Kesejahteraan Warga tak Alami Peningkatan

    Hal itu terungkap dalam rapat dengar pendapat antara panitia khusus (pansus) DPRD Kab. Bandung yang membahas Laporan Keterangan Pertanggungjawaban (LKPJ) Kepala Daerah dan FDA serta lembaga swadaya masyarakat (LSM) lainnya di Garden Permata Hotel Bandung, Jumat (2/5). Metode yang dilakukan dalam pelaksanaan CRC adalah survei partisipatif di 30 kecamatan dengan mengumpulkan masukan atas kinerja penyediaan layanan publik.

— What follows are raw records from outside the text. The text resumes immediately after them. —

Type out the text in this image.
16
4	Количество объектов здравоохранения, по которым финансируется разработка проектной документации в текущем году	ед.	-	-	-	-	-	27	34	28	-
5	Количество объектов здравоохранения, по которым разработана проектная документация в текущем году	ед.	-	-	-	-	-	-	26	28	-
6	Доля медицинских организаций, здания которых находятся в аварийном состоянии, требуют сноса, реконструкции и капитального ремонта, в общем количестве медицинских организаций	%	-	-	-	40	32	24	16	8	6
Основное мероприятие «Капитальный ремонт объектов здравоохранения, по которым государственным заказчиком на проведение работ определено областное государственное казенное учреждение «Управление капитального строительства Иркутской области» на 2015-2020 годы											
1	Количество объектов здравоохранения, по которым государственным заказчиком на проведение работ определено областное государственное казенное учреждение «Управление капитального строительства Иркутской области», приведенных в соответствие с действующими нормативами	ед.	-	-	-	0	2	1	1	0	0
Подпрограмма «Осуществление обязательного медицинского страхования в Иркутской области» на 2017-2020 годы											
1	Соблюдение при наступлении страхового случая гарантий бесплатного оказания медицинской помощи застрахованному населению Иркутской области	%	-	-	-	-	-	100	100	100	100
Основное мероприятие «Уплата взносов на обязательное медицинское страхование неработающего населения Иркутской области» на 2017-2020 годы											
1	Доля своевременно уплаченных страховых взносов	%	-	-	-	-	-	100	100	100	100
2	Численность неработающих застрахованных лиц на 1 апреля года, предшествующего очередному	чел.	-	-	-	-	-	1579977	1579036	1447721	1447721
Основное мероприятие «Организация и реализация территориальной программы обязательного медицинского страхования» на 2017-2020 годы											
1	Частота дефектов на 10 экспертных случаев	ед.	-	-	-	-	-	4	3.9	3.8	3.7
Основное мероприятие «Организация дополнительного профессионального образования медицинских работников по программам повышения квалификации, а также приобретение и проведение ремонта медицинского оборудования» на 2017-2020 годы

    Sekjen FDA, Umar Alam Nusantara menjelaskan, dalam temuan CRC, sarana kesehatan yang paling dekat dan murah adalah puskesmas dan posyandu, namun masyarakat lebih suka ke apotek dan rumah sakit. Selain itu, banyak di antara mereka yang tidak bisa berobat di malam hari dan ke rumah sakit karena tingginya biaya.

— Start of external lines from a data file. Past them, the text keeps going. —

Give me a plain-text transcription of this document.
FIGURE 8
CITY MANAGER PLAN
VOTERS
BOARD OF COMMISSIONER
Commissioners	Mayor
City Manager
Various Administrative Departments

    Masyarakat yang rentan menjadi miskin karena sakit tersebar di 12 kecamatan, di antaranya Kec. Baleendah, Kec. Banjaran, Kec. Soreang, dan Kec. Rancaekek, ungkap Umar seraya menambahkan, sektor kesehatan dipilih karena merupakan modal dasar.

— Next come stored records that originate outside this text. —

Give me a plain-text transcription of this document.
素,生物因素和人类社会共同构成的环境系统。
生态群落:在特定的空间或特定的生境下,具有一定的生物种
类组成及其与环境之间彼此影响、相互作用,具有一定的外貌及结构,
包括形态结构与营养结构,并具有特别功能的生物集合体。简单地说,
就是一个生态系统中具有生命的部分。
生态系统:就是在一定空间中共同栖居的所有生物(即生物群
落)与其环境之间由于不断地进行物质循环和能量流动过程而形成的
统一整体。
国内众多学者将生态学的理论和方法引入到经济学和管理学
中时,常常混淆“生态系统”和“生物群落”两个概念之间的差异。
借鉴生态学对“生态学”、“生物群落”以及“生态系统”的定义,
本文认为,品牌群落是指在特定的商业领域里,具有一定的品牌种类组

    Dalam LKPJ Bupati Bandung, pendapatan asli daerah (PAD) Kab. Bandung lebih besar berasal dari retribusi pelayanan publik, termasuk dari retribusi kesehatan. FDA memberikan rekomendasi agar segera menghilangkan retribusi kesehatan. Itu sebagai langkah awal menuju jaminan pelayanan kesehatan masyarakat (JKPM).

    JKPM di Kab. Bandung harus diimplementasikan pada 2009. Rp 1,02 triliun yang diserap langsung 30.000 aparatur, tidak sebanding dengan pelayanan publik yang didapatkan masyarakat. Tidak ada alasan yang cukup kuat untuk menghindar dari penggratisan biaya kesehatan.

    Ketua pansus Dadang Rusdiana mengatakan, tidak ada mekanisme kontrol terhadap eksekutif. Seharusnya, ada kontrol dan monitoring terhadap kinerja kepala daerah. Tidak hanya sekadar mendengar LKPJ tiap tahunnya.